On social media networks this week, concern and condolences turned to praise and relief upon the spreading news of Steele’s improved health. Even rival athletic programs, such as Sussex Tech, reached out to Steele.
“For Ray and his family,” said Indian River athletic director Todd Fuhrmann, “it’s great news that he’s doing better and is back home. For every one of us in the Indian River family, it’s really good to hear that he’s doing better. Ray has been a part of this school and the athletic program for so many years, and we are all thankful that he is recovering well. We continue to keep him and his family in our thoughts and prayers.”
The news of Steele’s heart attack was particularly chilling for long-time friend and coaching peer Jim Bunting, who handed over the reins as the head coach at Indian River for the 2012 season after the two had shared the sideline for three decades.
“When you hear that news,” said Bunting, “it knocks you to your core. We were not only coaches for so long together, but we went to school together. You never expect something like this to happen to you or a loved one. At times, we think we’re immortal.”
Bunting added that he sees Steele as a younger brother, and the news hit particularly hard as he reflected upon his own family experiences. In 2008, Bunting’s brother, Delaware state Sen. George Bunting, suffered a heart attack following kidney failure. He has since recovered and received a kidney transplant.

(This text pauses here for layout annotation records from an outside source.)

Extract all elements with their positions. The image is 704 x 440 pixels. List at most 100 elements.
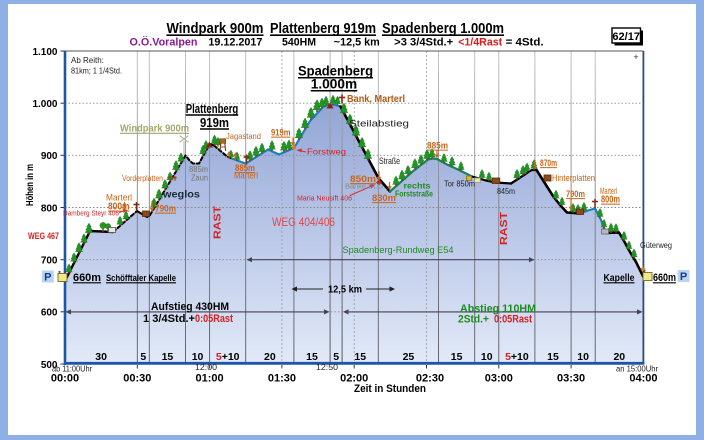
svg-text:20: 20 bbox=[264, 351, 276, 363]
svg-text:RAST: RAST bbox=[498, 211, 510, 245]
svg-text:an 15:00Uhr: an 15:00Uhr bbox=[616, 365, 658, 374]
svg-text:Vorderplatten: Vorderplatten bbox=[122, 173, 163, 183]
svg-text:Banke St.O: Banke St.O bbox=[345, 184, 384, 191]
svg-text:Hinterplatten: Hinterplatten bbox=[552, 173, 595, 183]
svg-text:660m: 660m bbox=[653, 272, 676, 284]
svg-text:02:30: 02:30 bbox=[416, 373, 444, 385]
svg-text:Güterweg: Güterweg bbox=[640, 241, 672, 250]
svg-text:19.12.2017: 19.12.2017 bbox=[208, 37, 262, 49]
svg-text:10: 10 bbox=[577, 351, 589, 363]
svg-text:700: 700 bbox=[41, 255, 58, 266]
svg-text:850m: 850m bbox=[350, 174, 376, 185]
svg-text:Windpark 900m: Windpark 900m bbox=[167, 20, 264, 37]
svg-text:660m: 660m bbox=[73, 272, 101, 284]
svg-text:Windpark 900m: Windpark 900m bbox=[120, 123, 189, 135]
svg-text:800m: 800m bbox=[601, 195, 620, 206]
svg-text:870m: 870m bbox=[540, 158, 557, 169]
svg-text:Höhen in m: Höhen in m bbox=[25, 164, 36, 206]
svg-text:Jagastand: Jagastand bbox=[226, 131, 261, 141]
svg-text:12,5 km: 12,5 km bbox=[328, 284, 362, 296]
svg-text:Abstieg 110HM: Abstieg 110HM bbox=[460, 303, 536, 315]
svg-text:845m: 845m bbox=[497, 186, 515, 196]
svg-text:= 4Std.: = 4Std. bbox=[506, 37, 544, 49]
svg-text:Spadenberg 1.000m: Spadenberg 1.000m bbox=[382, 20, 504, 37]
svg-text:O.Ö.Voralpen: O.Ö.Voralpen bbox=[130, 36, 198, 49]
svg-text:800: 800 bbox=[41, 203, 58, 214]
svg-text:790m: 790m bbox=[155, 204, 176, 215]
svg-text:Ab Reith:: Ab Reith: bbox=[71, 56, 104, 65]
svg-text:03:30: 03:30 bbox=[557, 373, 585, 385]
svg-text:Marterl: Marterl bbox=[234, 171, 258, 181]
svg-text:500: 500 bbox=[41, 360, 58, 371]
svg-text:12:50: 12:50 bbox=[316, 363, 339, 372]
svg-text:>3 3/4Std.+: >3 3/4Std.+ bbox=[394, 37, 453, 49]
svg-text:25: 25 bbox=[403, 351, 415, 363]
svg-text:5: 5 bbox=[140, 351, 146, 363]
svg-text:900: 900 bbox=[41, 151, 58, 162]
svg-text:919m: 919m bbox=[271, 128, 291, 139]
svg-text:30: 30 bbox=[95, 351, 107, 363]
svg-text:weglos: weglos bbox=[162, 190, 201, 201]
svg-text:0:05Rast: 0:05Rast bbox=[494, 314, 532, 326]
svg-text:12:00: 12:00 bbox=[195, 363, 218, 372]
svg-text:Straße: Straße bbox=[379, 156, 400, 167]
svg-text:04:00: 04:00 bbox=[629, 373, 657, 385]
svg-text:Forststraße: Forststraße bbox=[395, 189, 433, 199]
svg-text:WEG 404/406: WEG 404/406 bbox=[272, 215, 335, 229]
svg-text:Bank, Marterl: Bank, Marterl bbox=[347, 94, 405, 105]
svg-text:<1/4Rast: <1/4Rast bbox=[458, 37, 502, 49]
svg-text:Kapelle: Kapelle bbox=[604, 272, 635, 284]
svg-text:~12,5 km: ~12,5 km bbox=[334, 37, 380, 49]
svg-text:02:00: 02:00 bbox=[340, 373, 368, 385]
svg-text:885m: 885m bbox=[427, 141, 448, 152]
svg-text:5+10: 5+10 bbox=[216, 351, 240, 363]
svg-text:Maria Neusift 406: Maria Neusift 406 bbox=[297, 194, 352, 203]
svg-text:01:00: 01:00 bbox=[196, 373, 224, 385]
svg-text:Spadenberg: Spadenberg bbox=[298, 64, 373, 79]
svg-text:1.100: 1.100 bbox=[32, 47, 57, 58]
svg-text:10: 10 bbox=[481, 351, 493, 363]
svg-text:15: 15 bbox=[354, 351, 366, 363]
svg-text:600: 600 bbox=[41, 308, 58, 319]
svg-text:885m: 885m bbox=[235, 163, 255, 174]
svg-text:540HM: 540HM bbox=[282, 37, 316, 49]
svg-text:62/17: 62/17 bbox=[612, 31, 640, 43]
svg-text:00:00: 00:00 bbox=[51, 373, 79, 385]
svg-text:P: P bbox=[44, 272, 51, 284]
svg-text:03:00: 03:00 bbox=[485, 373, 513, 385]
svg-text:15: 15 bbox=[306, 351, 318, 363]
svg-text:ab 11:00Uhr: ab 11:00Uhr bbox=[52, 365, 92, 374]
svg-text:1 3/4Std.+: 1 3/4Std.+ bbox=[143, 313, 195, 325]
svg-text:15: 15 bbox=[451, 351, 463, 363]
svg-text:15: 15 bbox=[162, 351, 174, 363]
svg-text:20: 20 bbox=[613, 351, 625, 363]
svg-text:81km; 1 1/4Std.: 81km; 1 1/4Std. bbox=[71, 67, 122, 76]
svg-text:2Std.+: 2Std.+ bbox=[458, 314, 489, 326]
svg-text:Plattenberg 919m: Plattenberg 919m bbox=[270, 20, 376, 37]
svg-text:WEG 467: WEG 467 bbox=[28, 231, 59, 242]
svg-text:1.000m: 1.000m bbox=[311, 77, 358, 92]
svg-text:800m: 800m bbox=[108, 202, 130, 213]
svg-text:Forstweg: Forstweg bbox=[307, 147, 346, 157]
svg-text:+: + bbox=[633, 52, 638, 62]
svg-text:Zeit in Stunden: Zeit in Stunden bbox=[354, 383, 426, 395]
svg-text:5: 5 bbox=[333, 351, 339, 363]
svg-text:830m: 830m bbox=[372, 193, 396, 204]
svg-text:Schöfftaler Kapelle: Schöfftaler Kapelle bbox=[106, 273, 176, 283]
svg-text:rechts: rechts bbox=[404, 181, 431, 191]
svg-text:01:30: 01:30 bbox=[268, 373, 296, 385]
svg-text:10: 10 bbox=[192, 351, 204, 363]
svg-text:15: 15 bbox=[547, 351, 559, 363]
svg-text:1.000: 1.000 bbox=[32, 99, 57, 110]
svg-text:P: P bbox=[680, 271, 687, 283]
svg-text:Plattenberg: Plattenberg bbox=[186, 102, 239, 116]
svg-text:Tor 850m: Tor 850m bbox=[444, 180, 475, 189]
svg-text:Marterl: Marterl bbox=[600, 186, 617, 197]
svg-text:Steilabstieg: Steilabstieg bbox=[349, 119, 409, 129]
svg-text:Damberg Steyr 406: Damberg Steyr 406 bbox=[63, 209, 119, 218]
svg-text:885m: 885m bbox=[189, 165, 208, 174]
svg-text:RAST: RAST bbox=[212, 205, 224, 239]
svg-text:Marterl: Marterl bbox=[106, 193, 132, 203]
svg-text:Aufstieg 430HM: Aufstieg 430HM bbox=[151, 301, 229, 313]
svg-text:Zaun: Zaun bbox=[191, 174, 208, 183]
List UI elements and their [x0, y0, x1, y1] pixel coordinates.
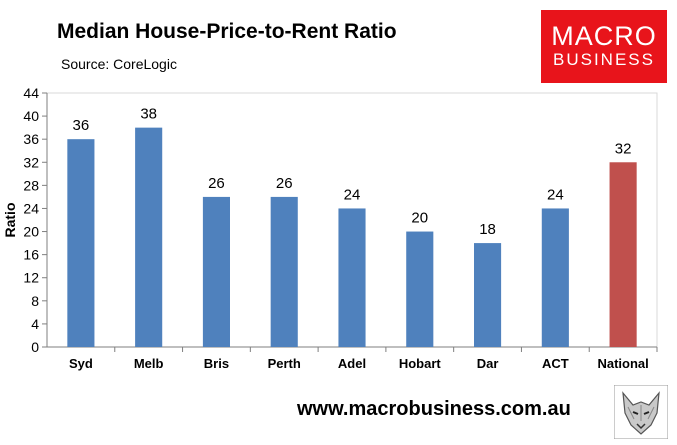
data-label: 24 — [547, 186, 564, 203]
y-tick-label: 4 — [31, 316, 39, 332]
data-label: 18 — [479, 221, 496, 238]
data-label: 32 — [615, 140, 632, 157]
chart-source: Source: CoreLogic — [61, 56, 177, 72]
data-label: 36 — [73, 117, 90, 134]
bar-bris — [202, 196, 230, 347]
bar-adel — [338, 208, 366, 347]
data-label: 26 — [208, 175, 225, 192]
bar-melb — [135, 127, 163, 348]
data-label: 20 — [411, 210, 428, 227]
bar-syd — [67, 139, 95, 347]
y-tick-label: 24 — [23, 200, 39, 216]
x-tick-label: Bris — [204, 356, 229, 371]
x-tick-label: ACT — [542, 356, 569, 371]
y-tick-label: 0 — [31, 339, 39, 355]
y-tick-label: 8 — [31, 293, 39, 309]
x-tick-label: Hobart — [399, 356, 442, 371]
y-tick-label: 28 — [23, 177, 39, 193]
macrobusiness-logo: MACRO BUSINESS — [541, 10, 667, 83]
y-tick-label: 36 — [23, 131, 39, 147]
x-tick-label: Dar — [477, 356, 499, 371]
logo-line-1: MACRO — [551, 21, 657, 51]
data-label: 24 — [344, 186, 361, 203]
bar-dar — [474, 243, 502, 347]
bar-hobart — [406, 231, 434, 347]
x-tick-label: Syd — [69, 356, 93, 371]
data-label: 38 — [140, 106, 157, 123]
y-axis-title: Ratio — [2, 203, 18, 238]
data-label: 26 — [276, 175, 293, 192]
y-tick-label: 16 — [23, 247, 39, 263]
x-tick-label: Melb — [134, 356, 164, 371]
y-tick-label: 44 — [23, 85, 39, 101]
x-tick-label: Perth — [268, 356, 301, 371]
wolf-head-icon — [614, 385, 668, 439]
y-tick-label: 40 — [23, 108, 39, 124]
y-tick-label: 12 — [23, 270, 39, 286]
x-tick-label: Adel — [338, 356, 366, 371]
bar-national — [609, 162, 637, 347]
bar-perth — [270, 196, 298, 347]
y-tick-label: 32 — [23, 154, 39, 170]
bar-act — [541, 208, 569, 347]
logo-line-2: BUSINESS — [553, 50, 655, 69]
x-tick-label: National — [597, 356, 648, 371]
chart-title: Median House-Price-to-Rent Ratio — [57, 20, 397, 43]
bar-chart: 0 4 8 12 16 20 24 28 32 36 40 44 Ratio 36 Syd 38 Melb 26 B… — [2, 85, 658, 371]
website-url: www.macrobusiness.com.au — [297, 398, 571, 420]
y-tick-label: 20 — [23, 224, 39, 240]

“You hear something like that,” said Jim Bunting, “and you get weak in the knees. I remember, back when George went through it, I found myself in the hospital waiting room, somewhere I didn’t belong, somewhere he didn’t belong. But seeing him recover, and watching Ray get better, it gives you encouragement. You have to adjust your lifestyle after something like this, but everything looked fine – his blood pressure and cholesterol numbers were great. It hits when you least expect it.”

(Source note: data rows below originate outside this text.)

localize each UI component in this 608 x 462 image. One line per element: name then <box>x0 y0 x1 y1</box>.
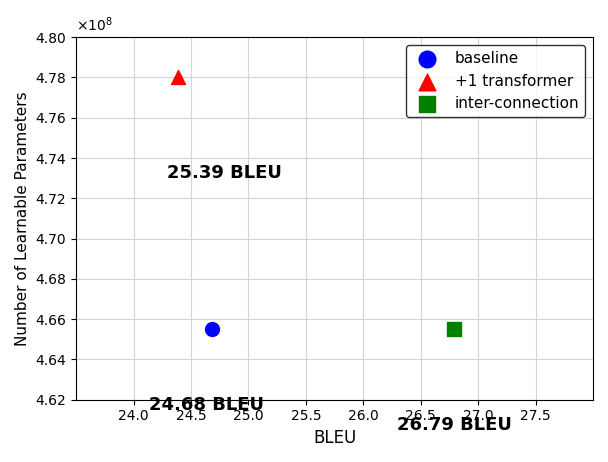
Y-axis label: Number of Learnable Parameters: Number of Learnable Parameters <box>15 91 30 346</box>
inter-connection <box>449 326 459 333</box>
Legend: baseline, +1 transformer, inter-connection: baseline, +1 transformer, inter-connecti… <box>406 45 586 117</box>
+1 transformer <box>173 74 183 81</box>
X-axis label: BLEU: BLEU <box>313 429 356 447</box>
Text: $\times 10^8$: $\times 10^8$ <box>76 15 113 34</box>
Text: 26.79 BLEU: 26.79 BLEU <box>396 416 511 434</box>
baseline <box>207 326 216 333</box>
Text: 24.68 BLEU: 24.68 BLEU <box>148 396 263 414</box>
Text: 25.39 BLEU: 25.39 BLEU <box>167 164 282 182</box>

Steele added that he was sincerely appreciative of everyone’s words and support.
“It was definitely a scary experience,” said Steele. “Something like this is quite an eye-opener, and it teaches you not to take anything for granted, but it really was amazing to see everyone show their support the way they did.”
“Being the math teacher that he is,” said Bunting, “I know he’s got everything calculated. He’s a good man, and he’ll heed any warnings the doctors give him. I’m glad he’s getting back to himself again.”